The analysts concluded their remarks by reiterating their Buy rating on ServiceNow, signaling their confidence in the company’s ongoing potential for growth and performance in the market. They highlighted the opportunity to invest in a high-quality software company amid current market conditions, which have seen many such stocks face downward pressure.
In other recent news, ServiceNow reported first-quarter 2025 earnings that surpassed expectations, with non-GAAP earnings per share of $4.04, exceeding the consensus estimate of $3.83. The company achieved revenue of $3.088 billion, slightly above the forecasted $3.084 billion, marking an 18.5% year-over-year increase. Subscription revenue was reported at $3.005 billion, showing a 19% year-over-year growth. Additionally, ServiceNow’s current remaining performance obligations (cRPO) reached $10.310 billion, a robust 22% growth, outperforming the company’s guidance.
In analyst updates, Stifel raised their price target for ServiceNow to $975, maintaining a Buy rating, while Evercore ISI increased their target to $1,000, keeping an Outperform rating. Guggenheim also adjusted their price target to $724, though they maintained a Sell rating due to perceived risks and challenges. JMP analysts reaffirmed a Market Outperform rating with a $1,300 price target following the strong earnings results.

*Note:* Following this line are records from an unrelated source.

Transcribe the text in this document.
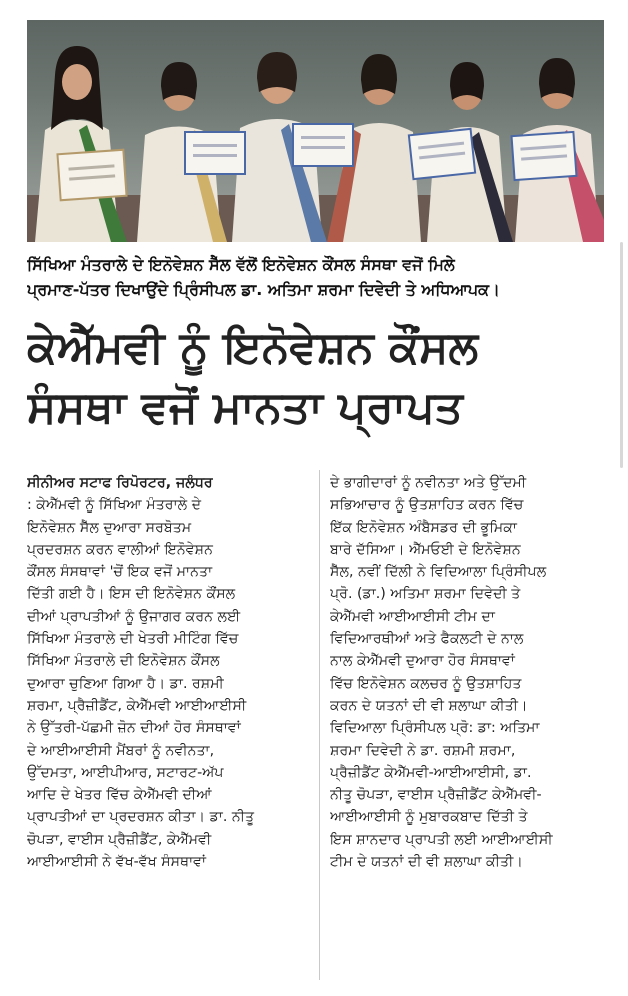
ਸਿੱਖਿਆ ਮੰਤਰਾਲੇ ਦੇ ਇਨੋਵੇਸ਼ਨ ਸੈੱਲ ਵੱਲੋਂ ਇਨੋਵੇਸ਼ਨ ਕੌਂਸਲ ਸੰਸਥਾ ਵਜੋਂ ਮਿਲੇ
ਪ੍ਰਮਾਣ-ਪੱਤਰ ਦਿਖਾਉਂਦੇ ਪ੍ਰਿੰਸੀਪਲ ਡਾ. ਅਤਿਮਾ ਸ਼ਰਮਾ ਦਿਵੇਦੀ ਤੇ ਅਧਿਆਪਕ।
ਕੇਐੱਮਵੀ ਨੂੰ ਇਨੋਵੇਸ਼ਨ ਕੌਂਸਲ
ਸੰਸਥਾ ਵਜੋਂ ਮਾਨਤਾ ਪ੍ਰਾਪਤ
ਸੀਨੀਅਰ ਸਟਾਫ ਰਿਪੋਰਟਰ, ਜਲੰਧਰ
: ਕੇਐੱਮਵੀ ਨੂੰ ਸਿੱਖਿਆ ਮੰਤਰਾਲੇ ਦੇ
ਇਨੋਵੇਸ਼ਨ ਸੈੱਲ ਦੁਆਰਾ ਸਰਬੋਤਮ
ਪ੍ਰਦਰਸ਼ਨ ਕਰਨ ਵਾਲੀਆਂ ਇਨੋਵੇਸ਼ਨ
ਕੌਂਸਲ ਸੰਸਥਾਵਾਂ 'ਚੋਂ ਇਕ ਵਜੋਂ ਮਾਨਤਾ
ਦਿੱਤੀ ਗਈ ਹੈ। ਇਸ ਦੀ ਇਨੋਵੇਸ਼ਨ ਕੌਂਸਲ
ਦੀਆਂ ਪ੍ਰਾਪਤੀਆਂ ਨੂੰ ਉਜਾਗਰ ਕਰਨ ਲਈ
ਸਿੱਖਿਆ ਮੰਤਰਾਲੇ ਦੀ ਖੇਤਰੀ ਮੀਟਿੰਗ ਵਿੱਚ
ਸਿੱਖਿਆ ਮੰਤਰਾਲੇ ਦੀ ਇਨੋਵੇਸ਼ਨ ਕੌਂਸਲ
ਦੁਆਰਾ ਚੁਣਿਆ ਗਿਆ ਹੈ। ਡਾ. ਰਸ਼ਮੀ
ਸ਼ਰਮਾ, ਪ੍ਰੈਜ਼ੀਡੈਂਟ, ਕੇਐੱਮਵੀ ਆਈਆਈਸੀ
ਨੇ ਉੱਤਰੀ-ਪੱਛਮੀ ਜ਼ੋਨ ਦੀਆਂ ਹੋਰ ਸੰਸਥਾਵਾਂ
ਦੇ ਆਈਆਈਸੀ ਮੈਂਬਰਾਂ ਨੂੰ ਨਵੀਨਤਾ,
ਉੱਦਮਤਾ, ਆਈਪੀਆਰ, ਸਟਾਰਟ-ਅੱਪ
ਆਦਿ ਦੇ ਖੇਤਰ ਵਿੱਚ ਕੇਐੱਮਵੀ ਦੀਆਂ
ਪ੍ਰਾਪਤੀਆਂ ਦਾ ਪ੍ਰਦਰਸ਼ਨ ਕੀਤਾ। ਡਾ. ਨੀਤੂ
ਚੋਪੜਾ, ਵਾਈਸ ਪ੍ਰੈਜ਼ੀਡੈਂਟ, ਕੇਐੱਮਵੀ
ਆਈਆਈਸੀ ਨੇ ਵੱਖ-ਵੱਖ ਸੰਸਥਾਵਾਂ
ਦੇ ਭਾਗੀਦਾਰਾਂ ਨੂੰ ਨਵੀਨਤਾ ਅਤੇ ਉੱਦਮੀ
ਸਭਿਆਚਾਰ ਨੂੰ ਉਤਸ਼ਾਹਿਤ ਕਰਨ ਵਿੱਚ
ਇੱਕ ਇਨੋਵੇਸ਼ਨ ਅੰਬੈਸਡਰ ਦੀ ਭੂਮਿਕਾ
ਬਾਰੇ ਦੱਸਿਆ। ਐੱਮਓਈ ਦੇ ਇਨੋਵੇਸ਼ਨ
ਸੈੱਲ, ਨਵੀਂ ਦਿੱਲੀ ਨੇ ਵਿਦਿਆਲਾ ਪ੍ਰਿੰਸੀਪਲ
ਪ੍ਰੋ. (ਡਾ.) ਅਤਿਮਾ ਸ਼ਰਮਾ ਦਿਵੇਦੀ ਤੇ
ਕੇਐੱਮਵੀ ਆਈਆਈਸੀ ਟੀਮ ਦਾ
ਵਿਦਿਆਰਥੀਆਂ ਅਤੇ ਫੈਕਲਟੀ ਦੇ ਨਾਲ
ਨਾਲ ਕੇਐੱਮਵੀ ਦੁਆਰਾ ਹੋਰ ਸੰਸਥਾਵਾਂ
ਵਿੱਚ ਇਨੋਵੇਸ਼ਨ ਕਲਚਰ ਨੂੰ ਉਤਸ਼ਾਹਿਤ
ਕਰਨ ਦੇ ਯਤਨਾਂ ਦੀ ਵੀ ਸ਼ਲਾਘਾ ਕੀਤੀ।
ਵਿਦਿਆਲਾ ਪ੍ਰਿੰਸੀਪਲ ਪ੍ਰੋ: ਡਾ: ਅਤਿਮਾ
ਸ਼ਰਮਾ ਦਿਵੇਦੀ ਨੇ ਡਾ. ਰਸ਼ਮੀ ਸ਼ਰਮਾ,
ਪ੍ਰੈਜ਼ੀਡੈਂਟ ਕੇਐੱਮਵੀ-ਆਈਆਈਸੀ, ਡਾ.
ਨੀਤੂ ਚੋਪੜਾ, ਵਾਈਸ ਪ੍ਰੈਜ਼ੀਡੈਂਟ ਕੇਐੱਮਵੀ-
ਆਈਆਈਸੀ ਨੂੰ ਮੁਬਾਰਕਬਾਦ ਦਿੱਤੀ ਤੇ
ਇਸ ਸ਼ਾਨਦਾਰ ਪ੍ਰਾਪਤੀ ਲਈ ਆਈਆਈਸੀ
ਟੀਮ ਦੇ ਯਤਨਾਂ ਦੀ ਵੀ ਸ਼ਲਾਘਾ ਕੀਤੀ।
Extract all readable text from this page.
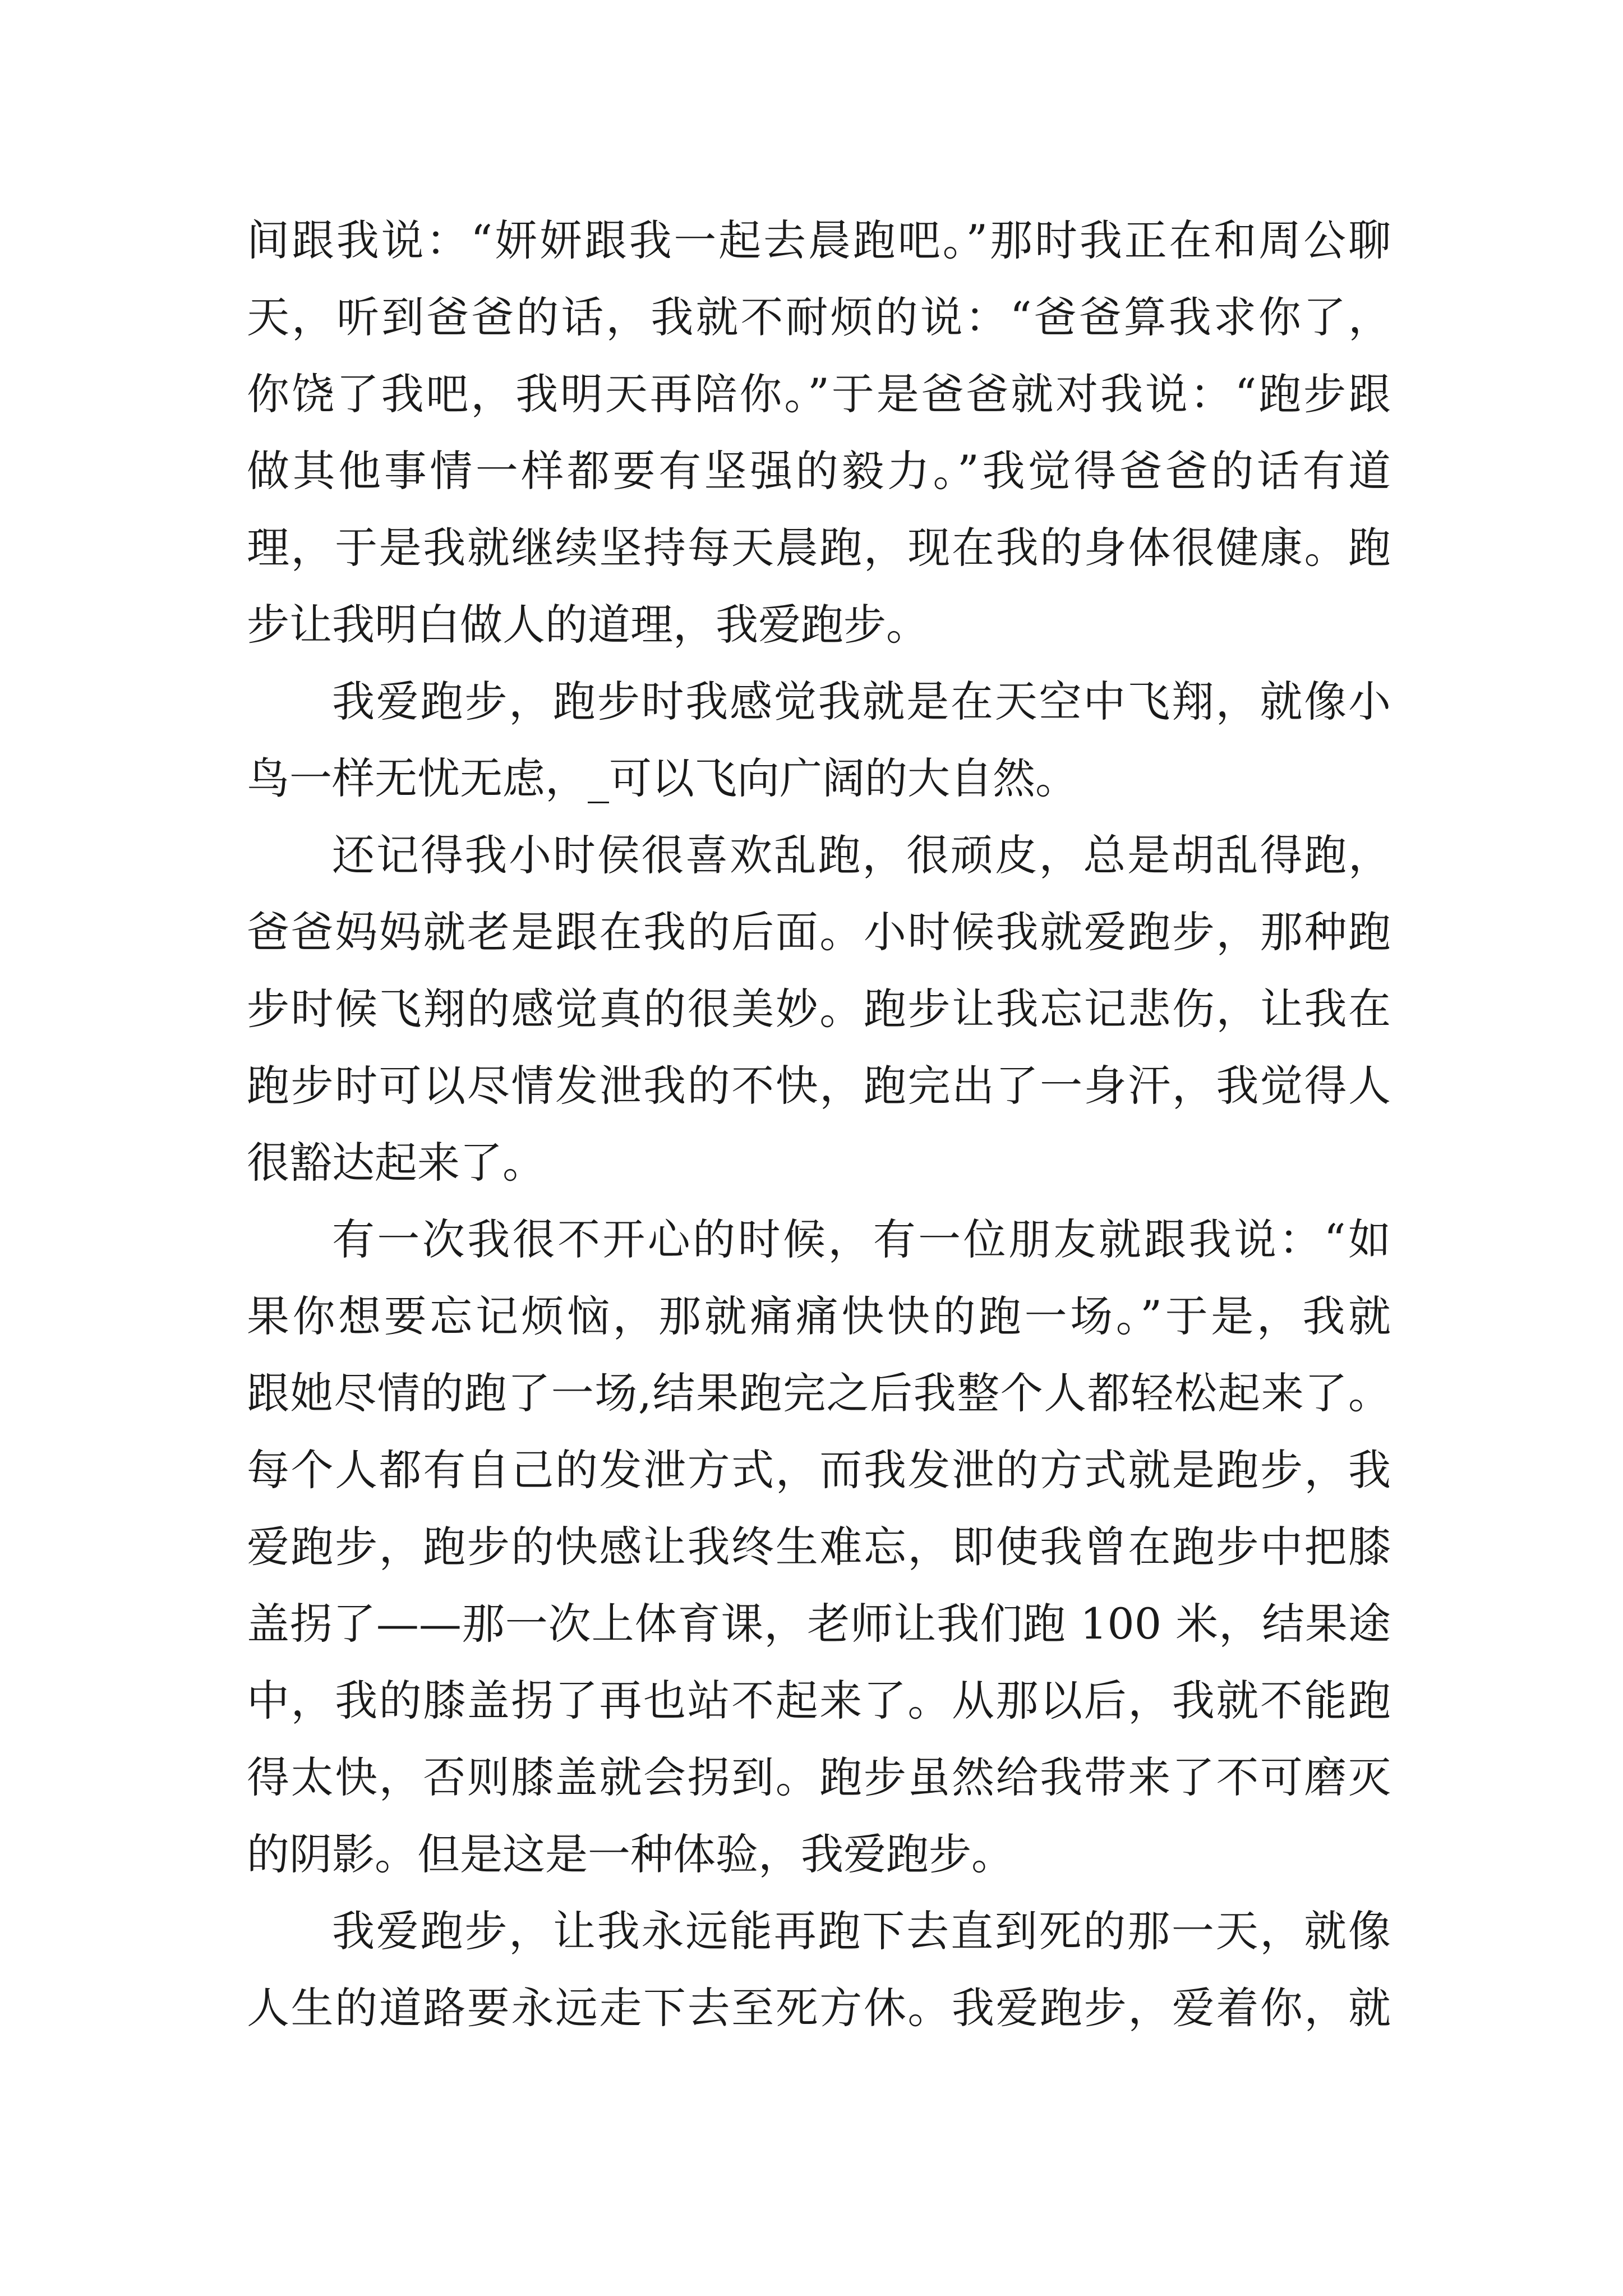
间跟我说：“妍妍跟我一起去晨跑吧。”那时我正在和周公聊
天，听到爸爸的话，我就不耐烦的说：“爸爸算我求你了，
你饶了我吧，我明天再陪你。”于是爸爸就对我说：“跑步跟
做其他事情一样都要有坚强的毅力。”我觉得爸爸的话有道
理，于是我就继续坚持每天晨跑，现在我的身体很健康。跑
步让我明白做人的道理，我爱跑步。
我爱跑步，跑步时我感觉我就是在天空中飞翔，就像小
鸟一样无忧无虑，_可以飞向广阔的大自然。
还记得我小时侯很喜欢乱跑，很顽皮，总是胡乱得跑，
爸爸妈妈就老是跟在我的后面。小时候我就爱跑步，那种跑
步时候飞翔的感觉真的很美妙。跑步让我忘记悲伤，让我在
跑步时可以尽情发泄我的不快，跑完出了一身汗，我觉得人
很豁达起来了。
有一次我很不开心的时候，有一位朋友就跟我说：“如
果你想要忘记烦恼，那就痛痛快快的跑一场。”于是，我就
跟她尽情的跑了一场,结果跑完之后我整个人都轻松起来了。
每个人都有自己的发泄方式，而我发泄的方式就是跑步，我
爱跑步，跑步的快感让我终生难忘，即使我曾在跑步中把膝
盖拐了——那一次上体育课，老师让我们跑 100 米，结果途
中，我的膝盖拐了再也站不起来了。从那以后，我就不能跑
得太快，否则膝盖就会拐到。跑步虽然给我带来了不可磨灭
的阴影。但是这是一种体验，我爱跑步。
我爱跑步，让我永远能再跑下去直到死的那一天，就像
人生的道路要永远走下去至死方休。我爱跑步，爱着你，就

ServiceNow has also announced a strategic partnership with Devoteam to modernize customer relationship management (CRM) in the EMEA region. This collaboration aims to leverage ServiceNow’s AI capabilities and Devoteam’s digital transformation expertise to enhance CRM strategies. The partnership is expected to drive innovation and improve customer experiences across Europe, the Middle East, and Africa.